A whopping eighteen councils across Britain are yet to reach their coronavirus death peak, reveal official statistics.
The Office for National Statistics (ONS) state that North Somerset, Preston, Doncaster and Carlisle are some of the areas that are going through their worst weeks at the moment.
Prime Minister Boris Johnson has been announcing steps to move forward with the easing of lockdown measures, including the reopening of pubs and restaurants next month, but while the country's death rate as a whole is dropping, certain areas haven't even seen the worst of it.
After the launch of the Government's track and trace scheme, ministers have expressed concern that tighter restrictions may need to be reinstated at local levels, in places such as offices and schools, based on the local rate of infection.
And in the latest set of data results, the ONS have found that a whopping 18 areas have had their worst periods for deaths in weeks.
The areas which are yet to see the COVID-19 peak are:
Doncaster, South Yorkshire
Hinckley and Bosworth, Leicestershire
Richmondshire, North Yorkshire
Rother, East Sussex
Selby, North Yorkshire
Tonbridge and Malling, Kent
Wrexham, North Wales
There's been a lot of concern in past weeks that the north-west of England took over from London as the main breeding ground for the virus, but the stats show that there is no pattern per region.

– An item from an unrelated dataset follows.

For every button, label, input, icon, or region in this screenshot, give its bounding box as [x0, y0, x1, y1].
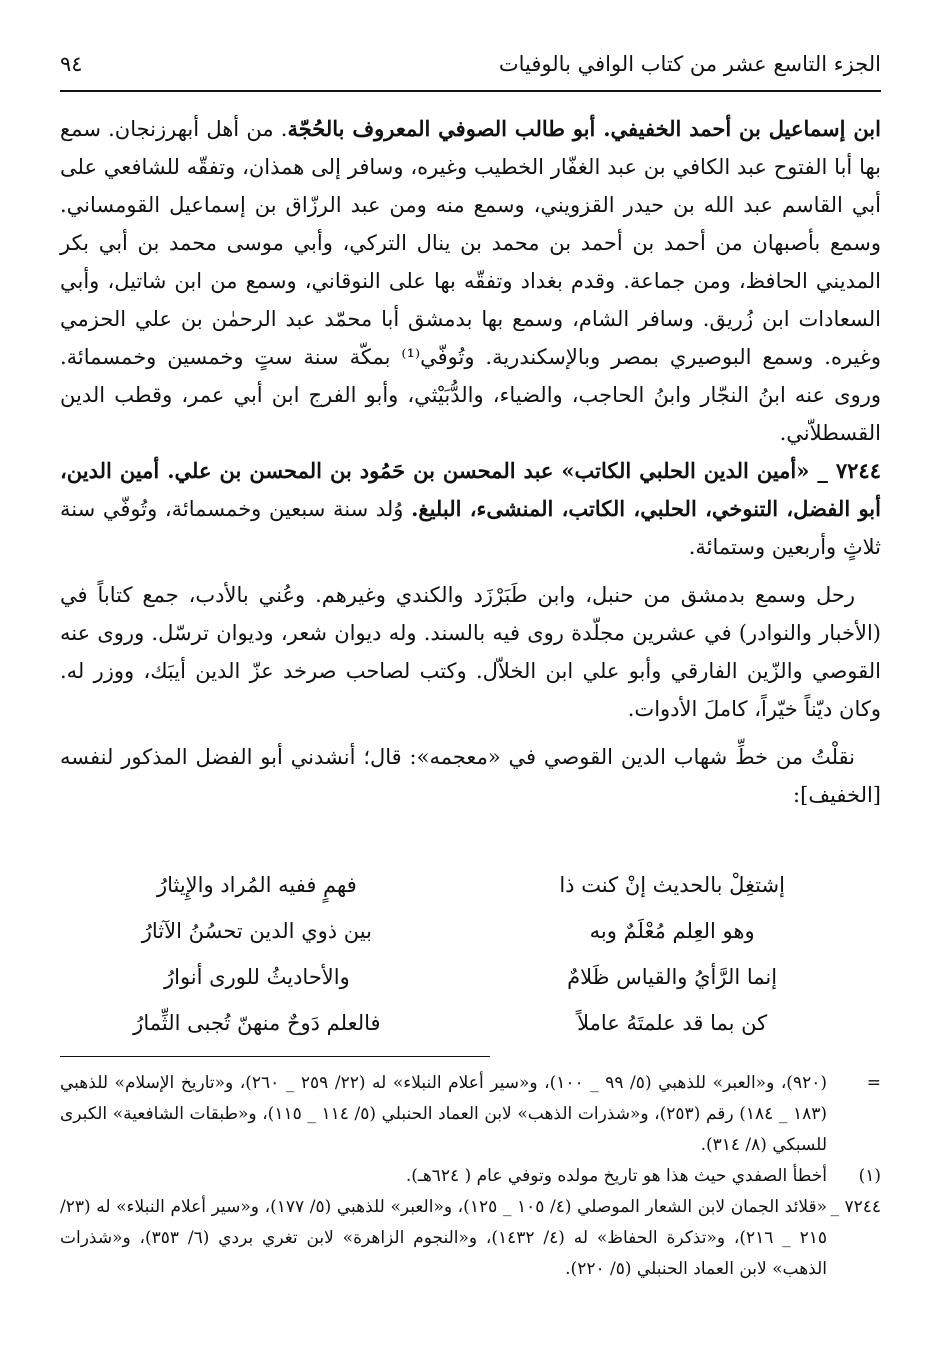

The areas are pretty spread out across the country, from North Wales to Yorkshire and even Somerset.
Weston Hospital in North Somerset was reported to have closed to new patients so they could deal with COVID-19.
Boris Johnson addressed this, and used Weston Hospital as a case study of how the track and trace system would benefit the UK.

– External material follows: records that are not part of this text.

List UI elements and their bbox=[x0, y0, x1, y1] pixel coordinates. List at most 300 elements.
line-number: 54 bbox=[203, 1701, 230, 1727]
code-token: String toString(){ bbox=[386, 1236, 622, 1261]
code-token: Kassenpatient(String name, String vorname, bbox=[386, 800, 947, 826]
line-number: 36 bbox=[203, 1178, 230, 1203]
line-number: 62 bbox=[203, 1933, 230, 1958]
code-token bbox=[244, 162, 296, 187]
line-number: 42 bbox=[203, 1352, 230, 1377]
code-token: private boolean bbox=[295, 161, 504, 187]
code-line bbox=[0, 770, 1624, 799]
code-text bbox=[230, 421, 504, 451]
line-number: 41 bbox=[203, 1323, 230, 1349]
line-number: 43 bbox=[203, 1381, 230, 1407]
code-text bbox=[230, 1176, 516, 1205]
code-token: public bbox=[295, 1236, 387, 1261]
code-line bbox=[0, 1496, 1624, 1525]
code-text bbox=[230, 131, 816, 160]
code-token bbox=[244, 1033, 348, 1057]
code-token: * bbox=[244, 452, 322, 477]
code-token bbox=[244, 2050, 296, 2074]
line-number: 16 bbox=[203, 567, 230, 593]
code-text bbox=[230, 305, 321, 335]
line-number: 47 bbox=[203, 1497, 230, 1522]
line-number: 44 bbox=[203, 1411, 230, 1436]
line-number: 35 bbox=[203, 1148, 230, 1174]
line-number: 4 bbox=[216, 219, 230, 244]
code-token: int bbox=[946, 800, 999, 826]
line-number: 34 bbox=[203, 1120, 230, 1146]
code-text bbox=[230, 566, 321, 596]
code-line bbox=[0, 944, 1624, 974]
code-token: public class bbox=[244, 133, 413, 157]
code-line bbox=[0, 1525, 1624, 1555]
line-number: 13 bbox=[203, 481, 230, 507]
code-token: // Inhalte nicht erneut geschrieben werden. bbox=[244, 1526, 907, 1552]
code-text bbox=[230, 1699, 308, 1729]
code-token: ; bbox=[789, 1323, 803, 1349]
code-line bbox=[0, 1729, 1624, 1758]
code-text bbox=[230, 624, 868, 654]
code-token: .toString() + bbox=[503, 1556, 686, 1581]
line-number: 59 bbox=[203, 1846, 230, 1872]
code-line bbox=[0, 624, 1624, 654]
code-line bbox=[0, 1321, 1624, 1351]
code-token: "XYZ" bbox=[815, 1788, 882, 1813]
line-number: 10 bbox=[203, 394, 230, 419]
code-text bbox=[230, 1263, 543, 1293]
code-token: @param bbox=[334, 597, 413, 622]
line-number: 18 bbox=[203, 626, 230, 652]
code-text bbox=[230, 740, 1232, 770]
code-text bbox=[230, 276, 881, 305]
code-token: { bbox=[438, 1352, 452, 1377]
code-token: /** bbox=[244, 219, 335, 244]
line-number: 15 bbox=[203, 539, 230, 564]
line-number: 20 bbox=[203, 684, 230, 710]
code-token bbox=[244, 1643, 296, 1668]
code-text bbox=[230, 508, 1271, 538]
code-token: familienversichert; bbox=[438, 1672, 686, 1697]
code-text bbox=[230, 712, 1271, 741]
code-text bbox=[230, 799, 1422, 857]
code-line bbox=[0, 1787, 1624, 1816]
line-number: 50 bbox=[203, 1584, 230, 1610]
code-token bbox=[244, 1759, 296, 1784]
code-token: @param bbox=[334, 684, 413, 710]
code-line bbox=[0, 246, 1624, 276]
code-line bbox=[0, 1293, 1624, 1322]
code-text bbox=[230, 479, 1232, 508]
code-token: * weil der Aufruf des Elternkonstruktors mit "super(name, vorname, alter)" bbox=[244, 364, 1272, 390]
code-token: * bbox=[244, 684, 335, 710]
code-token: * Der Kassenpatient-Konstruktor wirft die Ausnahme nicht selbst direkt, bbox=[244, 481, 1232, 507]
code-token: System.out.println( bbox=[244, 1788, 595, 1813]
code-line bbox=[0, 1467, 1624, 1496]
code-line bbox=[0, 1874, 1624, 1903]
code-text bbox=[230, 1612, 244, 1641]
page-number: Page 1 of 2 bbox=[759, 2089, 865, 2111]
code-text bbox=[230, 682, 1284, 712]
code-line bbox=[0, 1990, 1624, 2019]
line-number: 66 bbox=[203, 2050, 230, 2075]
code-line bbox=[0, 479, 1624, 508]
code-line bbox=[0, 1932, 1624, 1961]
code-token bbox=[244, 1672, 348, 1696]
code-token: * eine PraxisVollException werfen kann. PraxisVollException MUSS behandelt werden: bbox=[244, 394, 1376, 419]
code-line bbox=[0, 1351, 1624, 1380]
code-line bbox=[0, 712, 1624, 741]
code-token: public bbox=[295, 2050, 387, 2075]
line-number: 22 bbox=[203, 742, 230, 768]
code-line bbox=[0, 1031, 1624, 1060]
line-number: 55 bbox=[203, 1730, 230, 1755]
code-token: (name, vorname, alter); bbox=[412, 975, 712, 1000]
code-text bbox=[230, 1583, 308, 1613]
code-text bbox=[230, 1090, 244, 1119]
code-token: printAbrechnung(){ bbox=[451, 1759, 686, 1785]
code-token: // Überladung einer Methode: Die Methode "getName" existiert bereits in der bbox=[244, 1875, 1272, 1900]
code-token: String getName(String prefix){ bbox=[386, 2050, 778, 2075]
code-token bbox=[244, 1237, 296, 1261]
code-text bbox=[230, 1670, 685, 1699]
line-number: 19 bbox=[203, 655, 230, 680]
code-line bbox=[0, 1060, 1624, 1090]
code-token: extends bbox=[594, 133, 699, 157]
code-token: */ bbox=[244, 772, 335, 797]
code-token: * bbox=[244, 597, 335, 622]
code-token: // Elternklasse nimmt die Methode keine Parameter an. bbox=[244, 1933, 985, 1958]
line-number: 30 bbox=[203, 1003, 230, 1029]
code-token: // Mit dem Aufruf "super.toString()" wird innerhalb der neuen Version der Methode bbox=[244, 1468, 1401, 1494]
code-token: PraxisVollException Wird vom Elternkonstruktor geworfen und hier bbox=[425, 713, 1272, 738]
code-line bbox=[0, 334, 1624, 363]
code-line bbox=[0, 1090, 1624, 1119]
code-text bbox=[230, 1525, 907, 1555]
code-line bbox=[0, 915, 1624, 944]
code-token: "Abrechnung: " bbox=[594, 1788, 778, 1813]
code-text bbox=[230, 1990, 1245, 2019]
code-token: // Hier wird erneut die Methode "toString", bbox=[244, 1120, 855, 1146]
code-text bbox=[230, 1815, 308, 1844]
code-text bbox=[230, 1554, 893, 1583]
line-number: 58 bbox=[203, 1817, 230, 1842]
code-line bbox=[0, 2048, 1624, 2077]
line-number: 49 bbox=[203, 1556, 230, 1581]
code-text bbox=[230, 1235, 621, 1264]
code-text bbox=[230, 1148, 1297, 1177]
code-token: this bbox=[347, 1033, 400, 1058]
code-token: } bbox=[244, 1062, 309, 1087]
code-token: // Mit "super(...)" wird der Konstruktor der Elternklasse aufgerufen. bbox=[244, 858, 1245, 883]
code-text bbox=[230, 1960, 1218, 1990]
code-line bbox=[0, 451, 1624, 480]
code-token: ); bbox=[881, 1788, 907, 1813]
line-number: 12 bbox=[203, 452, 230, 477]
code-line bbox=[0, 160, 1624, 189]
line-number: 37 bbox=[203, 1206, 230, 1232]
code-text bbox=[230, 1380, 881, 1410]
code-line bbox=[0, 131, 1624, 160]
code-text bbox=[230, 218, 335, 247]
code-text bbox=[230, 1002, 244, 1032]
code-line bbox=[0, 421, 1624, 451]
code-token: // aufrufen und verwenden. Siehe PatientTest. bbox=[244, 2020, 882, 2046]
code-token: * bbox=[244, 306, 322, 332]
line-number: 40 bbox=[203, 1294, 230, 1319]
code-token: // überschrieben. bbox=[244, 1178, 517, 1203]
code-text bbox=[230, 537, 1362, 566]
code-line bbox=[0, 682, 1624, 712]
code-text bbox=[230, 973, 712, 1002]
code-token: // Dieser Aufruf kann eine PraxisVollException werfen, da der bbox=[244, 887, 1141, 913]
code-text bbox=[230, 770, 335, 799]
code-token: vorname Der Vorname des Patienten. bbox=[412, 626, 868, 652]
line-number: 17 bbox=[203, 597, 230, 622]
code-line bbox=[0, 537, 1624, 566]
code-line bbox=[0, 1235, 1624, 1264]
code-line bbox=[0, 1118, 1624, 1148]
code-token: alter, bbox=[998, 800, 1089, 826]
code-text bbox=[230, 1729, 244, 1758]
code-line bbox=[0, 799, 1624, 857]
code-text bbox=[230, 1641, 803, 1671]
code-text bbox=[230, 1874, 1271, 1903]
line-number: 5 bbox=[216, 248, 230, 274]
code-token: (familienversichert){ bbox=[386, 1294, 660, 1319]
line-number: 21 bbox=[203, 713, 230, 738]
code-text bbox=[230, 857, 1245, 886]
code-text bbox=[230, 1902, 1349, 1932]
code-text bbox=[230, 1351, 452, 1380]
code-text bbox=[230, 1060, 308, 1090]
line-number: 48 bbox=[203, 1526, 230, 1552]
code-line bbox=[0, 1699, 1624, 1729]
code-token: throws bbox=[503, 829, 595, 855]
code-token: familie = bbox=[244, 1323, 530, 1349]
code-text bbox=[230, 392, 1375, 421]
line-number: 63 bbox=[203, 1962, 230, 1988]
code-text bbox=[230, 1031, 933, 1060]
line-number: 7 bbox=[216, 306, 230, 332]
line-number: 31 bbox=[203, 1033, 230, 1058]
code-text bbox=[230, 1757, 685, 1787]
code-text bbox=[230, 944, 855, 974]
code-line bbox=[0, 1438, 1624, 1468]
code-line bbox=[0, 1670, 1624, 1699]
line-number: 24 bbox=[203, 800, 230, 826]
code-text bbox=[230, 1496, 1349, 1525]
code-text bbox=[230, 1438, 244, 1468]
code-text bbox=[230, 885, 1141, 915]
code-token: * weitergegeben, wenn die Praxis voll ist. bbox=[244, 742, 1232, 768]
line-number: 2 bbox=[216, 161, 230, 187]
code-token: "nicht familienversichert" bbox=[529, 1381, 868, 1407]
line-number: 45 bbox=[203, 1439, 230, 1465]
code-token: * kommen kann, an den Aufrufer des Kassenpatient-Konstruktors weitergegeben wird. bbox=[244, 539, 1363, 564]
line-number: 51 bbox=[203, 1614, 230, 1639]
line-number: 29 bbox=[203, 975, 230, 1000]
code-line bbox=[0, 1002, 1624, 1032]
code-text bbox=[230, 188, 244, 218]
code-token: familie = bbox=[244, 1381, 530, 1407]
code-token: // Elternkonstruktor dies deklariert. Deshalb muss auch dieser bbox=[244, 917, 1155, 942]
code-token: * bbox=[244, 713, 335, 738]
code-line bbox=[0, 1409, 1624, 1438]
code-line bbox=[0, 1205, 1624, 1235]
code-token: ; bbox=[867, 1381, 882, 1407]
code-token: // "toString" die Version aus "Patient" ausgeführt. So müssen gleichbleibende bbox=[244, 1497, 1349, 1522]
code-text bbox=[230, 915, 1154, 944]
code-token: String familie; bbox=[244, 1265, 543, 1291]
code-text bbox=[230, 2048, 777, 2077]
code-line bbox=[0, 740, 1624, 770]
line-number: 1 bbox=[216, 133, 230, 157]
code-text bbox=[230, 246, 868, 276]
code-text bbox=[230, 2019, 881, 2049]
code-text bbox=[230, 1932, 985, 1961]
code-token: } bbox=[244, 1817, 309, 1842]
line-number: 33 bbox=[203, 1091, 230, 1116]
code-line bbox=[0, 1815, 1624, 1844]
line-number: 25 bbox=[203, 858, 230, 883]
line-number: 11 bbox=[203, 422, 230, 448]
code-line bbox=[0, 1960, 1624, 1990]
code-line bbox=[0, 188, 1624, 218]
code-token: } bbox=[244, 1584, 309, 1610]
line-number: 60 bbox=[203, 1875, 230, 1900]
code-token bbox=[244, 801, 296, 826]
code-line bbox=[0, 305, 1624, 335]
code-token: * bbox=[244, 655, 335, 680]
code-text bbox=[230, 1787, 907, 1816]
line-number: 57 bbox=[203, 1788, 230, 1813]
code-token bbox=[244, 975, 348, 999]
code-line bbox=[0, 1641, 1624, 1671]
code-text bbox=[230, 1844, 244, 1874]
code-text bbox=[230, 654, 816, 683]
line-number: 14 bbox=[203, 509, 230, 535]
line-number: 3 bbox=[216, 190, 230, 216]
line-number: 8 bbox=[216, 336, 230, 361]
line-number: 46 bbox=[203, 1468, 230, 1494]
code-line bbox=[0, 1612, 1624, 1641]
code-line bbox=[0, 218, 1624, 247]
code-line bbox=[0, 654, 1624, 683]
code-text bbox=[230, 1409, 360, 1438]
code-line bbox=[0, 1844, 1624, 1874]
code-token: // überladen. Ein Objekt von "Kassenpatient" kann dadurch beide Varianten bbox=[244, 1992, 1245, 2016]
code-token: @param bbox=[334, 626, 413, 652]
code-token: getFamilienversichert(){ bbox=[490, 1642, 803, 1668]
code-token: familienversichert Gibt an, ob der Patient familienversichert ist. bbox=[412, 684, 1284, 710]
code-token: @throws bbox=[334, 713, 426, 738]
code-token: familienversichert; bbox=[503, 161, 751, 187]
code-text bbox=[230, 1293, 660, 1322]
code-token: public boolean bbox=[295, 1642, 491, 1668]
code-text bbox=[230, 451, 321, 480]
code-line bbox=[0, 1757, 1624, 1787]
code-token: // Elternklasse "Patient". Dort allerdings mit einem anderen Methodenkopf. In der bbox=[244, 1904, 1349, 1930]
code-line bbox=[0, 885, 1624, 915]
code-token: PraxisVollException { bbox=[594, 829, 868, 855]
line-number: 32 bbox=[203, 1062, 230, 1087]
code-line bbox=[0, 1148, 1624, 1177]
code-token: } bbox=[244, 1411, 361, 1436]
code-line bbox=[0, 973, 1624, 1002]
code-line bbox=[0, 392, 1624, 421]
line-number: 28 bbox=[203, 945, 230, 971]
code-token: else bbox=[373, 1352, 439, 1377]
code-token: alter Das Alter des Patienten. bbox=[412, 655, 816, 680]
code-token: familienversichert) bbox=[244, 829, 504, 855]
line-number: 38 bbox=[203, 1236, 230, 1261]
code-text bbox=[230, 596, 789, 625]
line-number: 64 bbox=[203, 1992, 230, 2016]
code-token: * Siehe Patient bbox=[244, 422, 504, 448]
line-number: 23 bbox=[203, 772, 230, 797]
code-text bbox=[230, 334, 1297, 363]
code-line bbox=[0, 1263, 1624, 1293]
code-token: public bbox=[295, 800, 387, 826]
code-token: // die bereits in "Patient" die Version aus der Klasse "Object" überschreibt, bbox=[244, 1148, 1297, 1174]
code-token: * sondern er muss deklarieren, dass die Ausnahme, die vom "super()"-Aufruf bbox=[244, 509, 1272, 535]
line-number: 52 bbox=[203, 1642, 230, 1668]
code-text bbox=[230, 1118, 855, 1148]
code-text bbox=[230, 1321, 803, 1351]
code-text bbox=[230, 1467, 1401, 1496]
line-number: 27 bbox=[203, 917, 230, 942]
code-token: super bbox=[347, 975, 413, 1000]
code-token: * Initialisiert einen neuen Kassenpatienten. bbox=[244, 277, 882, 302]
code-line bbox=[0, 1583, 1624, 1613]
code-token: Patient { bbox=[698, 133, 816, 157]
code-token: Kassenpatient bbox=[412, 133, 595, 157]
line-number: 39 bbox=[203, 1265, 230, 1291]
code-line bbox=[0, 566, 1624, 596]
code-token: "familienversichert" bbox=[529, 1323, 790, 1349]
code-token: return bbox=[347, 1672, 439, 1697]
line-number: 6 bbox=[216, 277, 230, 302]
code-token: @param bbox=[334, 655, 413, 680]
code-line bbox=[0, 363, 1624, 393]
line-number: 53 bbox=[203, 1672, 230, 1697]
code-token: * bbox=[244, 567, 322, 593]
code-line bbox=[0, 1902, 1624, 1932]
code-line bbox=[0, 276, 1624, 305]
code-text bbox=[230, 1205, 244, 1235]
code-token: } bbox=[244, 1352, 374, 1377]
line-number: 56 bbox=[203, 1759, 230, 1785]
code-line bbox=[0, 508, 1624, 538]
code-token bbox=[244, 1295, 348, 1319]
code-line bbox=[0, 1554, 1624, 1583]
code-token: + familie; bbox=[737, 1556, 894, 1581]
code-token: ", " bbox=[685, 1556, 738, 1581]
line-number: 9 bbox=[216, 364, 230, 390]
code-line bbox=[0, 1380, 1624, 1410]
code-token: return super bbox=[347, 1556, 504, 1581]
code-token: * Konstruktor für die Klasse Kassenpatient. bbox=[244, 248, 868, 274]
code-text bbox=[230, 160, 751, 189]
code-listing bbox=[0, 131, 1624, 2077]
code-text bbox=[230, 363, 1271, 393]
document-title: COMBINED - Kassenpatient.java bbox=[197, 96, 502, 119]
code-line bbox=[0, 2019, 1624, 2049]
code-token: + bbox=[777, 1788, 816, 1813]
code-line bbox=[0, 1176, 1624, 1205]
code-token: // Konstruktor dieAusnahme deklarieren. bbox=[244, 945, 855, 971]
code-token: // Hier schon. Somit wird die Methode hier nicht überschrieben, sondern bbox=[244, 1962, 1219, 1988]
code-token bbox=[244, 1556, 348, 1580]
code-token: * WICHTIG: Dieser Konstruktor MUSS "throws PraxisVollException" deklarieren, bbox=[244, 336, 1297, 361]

He said: "The other day you saw there was an outbreak in Weston-super-Mare.
“We moved very quickly to close things down there to try to sort it out.
"That is the kind of whack-a-mole tactics that we are going to use as we keep driving the virus down and keep reducing the incidents.
"It is very important that we have a very sensitive test, track and trace operation in order to cope with local outbreaks."